Ciertamente, no es viable que, además del promedio mensual de todo lo devengado en el último año de servicio, también se tenga en cuenta lo que, causado por fuera del último año, se haya «percibido» por el demandante dentro de ese lapso (CSJ SL16283-2017).
Lo dicho basta para dar al traste con los cargos formulados6.
Por lo anterior, es claro que la actora busca cuestionar el raciocinio jurídico de la jurisdicción laboral y, con ello, protestar por el sentido de la sentencia adoptada.

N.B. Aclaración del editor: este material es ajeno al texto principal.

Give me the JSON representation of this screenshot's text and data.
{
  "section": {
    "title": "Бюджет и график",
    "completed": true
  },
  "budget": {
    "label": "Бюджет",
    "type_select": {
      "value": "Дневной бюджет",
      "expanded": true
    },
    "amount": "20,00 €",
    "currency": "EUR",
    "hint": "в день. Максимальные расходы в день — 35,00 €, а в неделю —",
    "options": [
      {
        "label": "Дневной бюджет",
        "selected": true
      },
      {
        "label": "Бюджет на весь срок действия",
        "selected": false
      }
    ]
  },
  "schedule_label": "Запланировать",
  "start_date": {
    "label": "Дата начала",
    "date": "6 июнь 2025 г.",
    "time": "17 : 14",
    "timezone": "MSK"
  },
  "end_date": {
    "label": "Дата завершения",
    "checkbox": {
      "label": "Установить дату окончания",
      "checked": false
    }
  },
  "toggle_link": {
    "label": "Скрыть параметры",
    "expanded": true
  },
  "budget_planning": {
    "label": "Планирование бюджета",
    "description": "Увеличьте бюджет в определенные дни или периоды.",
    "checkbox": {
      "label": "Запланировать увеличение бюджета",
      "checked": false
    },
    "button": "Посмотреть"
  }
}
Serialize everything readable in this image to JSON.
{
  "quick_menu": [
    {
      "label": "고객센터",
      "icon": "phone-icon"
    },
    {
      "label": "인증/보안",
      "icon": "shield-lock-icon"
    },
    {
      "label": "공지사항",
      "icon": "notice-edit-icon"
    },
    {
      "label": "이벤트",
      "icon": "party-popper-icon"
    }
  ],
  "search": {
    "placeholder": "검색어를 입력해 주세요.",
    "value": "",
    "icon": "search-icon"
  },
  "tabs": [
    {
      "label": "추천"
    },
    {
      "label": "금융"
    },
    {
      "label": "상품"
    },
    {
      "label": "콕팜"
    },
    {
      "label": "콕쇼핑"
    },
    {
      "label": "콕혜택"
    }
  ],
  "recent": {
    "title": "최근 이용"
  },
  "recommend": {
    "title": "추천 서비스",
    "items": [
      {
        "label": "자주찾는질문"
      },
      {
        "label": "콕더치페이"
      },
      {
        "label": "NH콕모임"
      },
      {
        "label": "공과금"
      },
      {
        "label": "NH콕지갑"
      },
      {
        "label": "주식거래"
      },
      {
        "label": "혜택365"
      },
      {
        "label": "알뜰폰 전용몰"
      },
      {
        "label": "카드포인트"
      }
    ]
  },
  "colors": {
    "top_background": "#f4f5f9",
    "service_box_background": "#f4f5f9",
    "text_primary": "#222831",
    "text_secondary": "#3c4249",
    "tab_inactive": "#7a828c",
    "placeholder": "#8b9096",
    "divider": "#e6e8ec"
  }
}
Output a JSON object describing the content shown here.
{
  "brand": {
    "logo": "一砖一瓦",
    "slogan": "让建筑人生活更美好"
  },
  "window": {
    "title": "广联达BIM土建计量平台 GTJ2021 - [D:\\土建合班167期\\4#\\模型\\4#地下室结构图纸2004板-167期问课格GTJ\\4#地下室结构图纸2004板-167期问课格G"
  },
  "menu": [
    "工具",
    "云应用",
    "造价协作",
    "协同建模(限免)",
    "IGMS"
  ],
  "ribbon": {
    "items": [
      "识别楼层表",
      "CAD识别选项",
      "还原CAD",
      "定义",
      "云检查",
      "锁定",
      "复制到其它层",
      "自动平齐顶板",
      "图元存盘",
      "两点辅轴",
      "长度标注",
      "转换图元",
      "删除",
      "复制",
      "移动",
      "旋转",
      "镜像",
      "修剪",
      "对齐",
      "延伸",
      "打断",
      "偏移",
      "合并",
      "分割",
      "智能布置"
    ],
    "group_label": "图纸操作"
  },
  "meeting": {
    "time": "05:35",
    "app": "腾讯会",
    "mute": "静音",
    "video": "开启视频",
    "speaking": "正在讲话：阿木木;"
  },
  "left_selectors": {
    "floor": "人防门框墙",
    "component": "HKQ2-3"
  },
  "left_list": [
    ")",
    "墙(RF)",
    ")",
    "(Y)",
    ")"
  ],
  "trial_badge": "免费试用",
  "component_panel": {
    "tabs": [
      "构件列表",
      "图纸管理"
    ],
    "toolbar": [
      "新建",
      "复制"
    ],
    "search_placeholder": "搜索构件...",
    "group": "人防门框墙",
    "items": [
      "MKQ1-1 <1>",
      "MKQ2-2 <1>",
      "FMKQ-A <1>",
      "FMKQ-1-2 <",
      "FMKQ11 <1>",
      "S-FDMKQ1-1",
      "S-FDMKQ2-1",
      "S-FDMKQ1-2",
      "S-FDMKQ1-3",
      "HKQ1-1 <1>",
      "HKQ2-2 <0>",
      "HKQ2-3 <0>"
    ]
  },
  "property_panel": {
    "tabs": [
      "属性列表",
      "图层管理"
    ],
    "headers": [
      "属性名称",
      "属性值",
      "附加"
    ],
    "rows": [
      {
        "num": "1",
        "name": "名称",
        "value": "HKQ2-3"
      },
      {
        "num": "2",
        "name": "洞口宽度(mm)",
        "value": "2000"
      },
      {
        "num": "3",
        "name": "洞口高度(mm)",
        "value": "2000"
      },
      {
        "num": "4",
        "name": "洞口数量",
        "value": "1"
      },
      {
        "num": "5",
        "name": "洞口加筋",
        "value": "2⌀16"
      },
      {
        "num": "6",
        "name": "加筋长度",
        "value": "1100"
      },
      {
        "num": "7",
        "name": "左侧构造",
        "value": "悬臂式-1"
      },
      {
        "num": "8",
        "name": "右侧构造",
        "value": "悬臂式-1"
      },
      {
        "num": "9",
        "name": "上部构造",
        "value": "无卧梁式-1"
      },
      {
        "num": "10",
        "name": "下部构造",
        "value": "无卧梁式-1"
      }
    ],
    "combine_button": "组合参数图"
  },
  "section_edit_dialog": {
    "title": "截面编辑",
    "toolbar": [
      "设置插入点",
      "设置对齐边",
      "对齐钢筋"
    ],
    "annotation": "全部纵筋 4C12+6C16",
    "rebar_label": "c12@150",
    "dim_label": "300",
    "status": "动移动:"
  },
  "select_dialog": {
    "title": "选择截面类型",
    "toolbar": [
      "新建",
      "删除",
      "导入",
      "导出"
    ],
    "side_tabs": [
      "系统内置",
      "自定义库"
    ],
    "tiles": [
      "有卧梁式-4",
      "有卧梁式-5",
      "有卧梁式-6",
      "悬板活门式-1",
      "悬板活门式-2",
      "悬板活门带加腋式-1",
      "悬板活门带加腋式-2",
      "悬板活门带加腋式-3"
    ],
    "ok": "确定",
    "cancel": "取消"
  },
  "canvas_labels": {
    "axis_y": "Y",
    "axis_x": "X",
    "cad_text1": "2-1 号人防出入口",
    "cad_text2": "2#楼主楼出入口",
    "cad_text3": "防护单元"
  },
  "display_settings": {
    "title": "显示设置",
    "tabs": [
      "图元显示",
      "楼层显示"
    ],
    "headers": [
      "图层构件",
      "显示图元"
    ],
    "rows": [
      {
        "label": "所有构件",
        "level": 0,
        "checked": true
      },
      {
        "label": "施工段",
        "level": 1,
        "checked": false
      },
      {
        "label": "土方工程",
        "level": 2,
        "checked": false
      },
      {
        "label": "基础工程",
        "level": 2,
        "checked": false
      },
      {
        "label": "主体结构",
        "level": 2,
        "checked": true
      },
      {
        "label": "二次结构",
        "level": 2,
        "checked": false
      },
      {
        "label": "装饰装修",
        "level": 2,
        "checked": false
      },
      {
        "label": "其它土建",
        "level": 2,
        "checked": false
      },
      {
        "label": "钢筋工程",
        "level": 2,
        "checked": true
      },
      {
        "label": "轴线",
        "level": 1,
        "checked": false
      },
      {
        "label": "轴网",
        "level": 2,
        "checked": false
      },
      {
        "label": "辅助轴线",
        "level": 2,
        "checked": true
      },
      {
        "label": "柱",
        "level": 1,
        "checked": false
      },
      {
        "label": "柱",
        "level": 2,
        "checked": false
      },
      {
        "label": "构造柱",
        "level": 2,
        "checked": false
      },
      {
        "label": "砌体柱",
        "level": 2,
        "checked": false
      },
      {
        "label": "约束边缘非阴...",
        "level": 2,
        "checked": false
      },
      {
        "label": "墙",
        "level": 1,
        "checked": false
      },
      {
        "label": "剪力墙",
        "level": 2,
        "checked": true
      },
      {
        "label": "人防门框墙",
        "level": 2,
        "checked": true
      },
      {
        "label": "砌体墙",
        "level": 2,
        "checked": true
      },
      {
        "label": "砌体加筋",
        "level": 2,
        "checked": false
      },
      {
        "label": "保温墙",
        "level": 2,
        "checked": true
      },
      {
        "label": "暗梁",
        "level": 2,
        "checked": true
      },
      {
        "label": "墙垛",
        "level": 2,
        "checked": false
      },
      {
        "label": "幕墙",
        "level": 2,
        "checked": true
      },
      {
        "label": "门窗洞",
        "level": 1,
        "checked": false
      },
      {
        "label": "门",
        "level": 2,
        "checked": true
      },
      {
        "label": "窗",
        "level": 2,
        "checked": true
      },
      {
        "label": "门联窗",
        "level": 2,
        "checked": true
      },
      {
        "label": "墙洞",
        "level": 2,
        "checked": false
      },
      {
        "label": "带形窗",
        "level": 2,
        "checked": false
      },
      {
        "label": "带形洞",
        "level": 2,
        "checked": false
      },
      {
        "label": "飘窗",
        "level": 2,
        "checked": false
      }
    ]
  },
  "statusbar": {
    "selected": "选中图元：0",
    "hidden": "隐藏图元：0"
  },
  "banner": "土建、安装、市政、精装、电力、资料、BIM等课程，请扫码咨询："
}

Entendiendo, como se debe, que la acción de tutela no es una herramienta jurídica complementaria, que en este evento, se convertiría prácticamente en una instancia adicional, no es adecuado plantear por esta senda la incursión en causales de procedibilidad, originadas en la supuesta arbitrariedad en la determinación que le negó sus pretensiones.
Argumentos como los presentados por la accionante son incompatibles con el amparo, pues pretende revivir un debate que fue debidamente superado en el escenario propicio para ello, y con exclusividad ante los jueces competentes; no así ante el juez constitucional, porque su labor no consiste en oficiar como instancia adicional de la justicia ordinaria.
3.2 En relación con el presunto desconocimiento del derecho a la igualdad, lo aportado al expediente constitucional no acredita que la accionante haya sido discriminada en relación con otras personas.
Por las anteriores razones se negará el amparo propuesto.
En mérito de lo expuesto, la Sala de Decisión de Tutelas Nº 1 de la Sala de Casación Penal de la Corte Suprema de Justicia, administrando justicia en nombre de la República y por autoridad de la ley,
RESUELVE
Primero. Negar la tutela instaurada por Blanca Alicia González Castro, quien acude a través de apoderado judicial.
Segundo. Ordenar que, si la decisión no es impugnada ante la Sala de Casación Civil de esta Corporación, se remita el expediente a la Corte Constitucional para su eventual revisión.
NOTIFÍQUESE Y CÚMPLASE
Eyder Patiño Cabrera
Luis Guillermo Salazar Otero
Nubia Yolanda Nova García
Secretaria
1 Folios 51 y 52 cuaderno de la Corte.
2 Ejusdem.
3 Ejusdem.
4 Ejusdem.
5 Fallo C-590 de 08 de junio de 2005 y T-332 de 2006.
6 Folios 56 a 59 cuaderno de la Corte.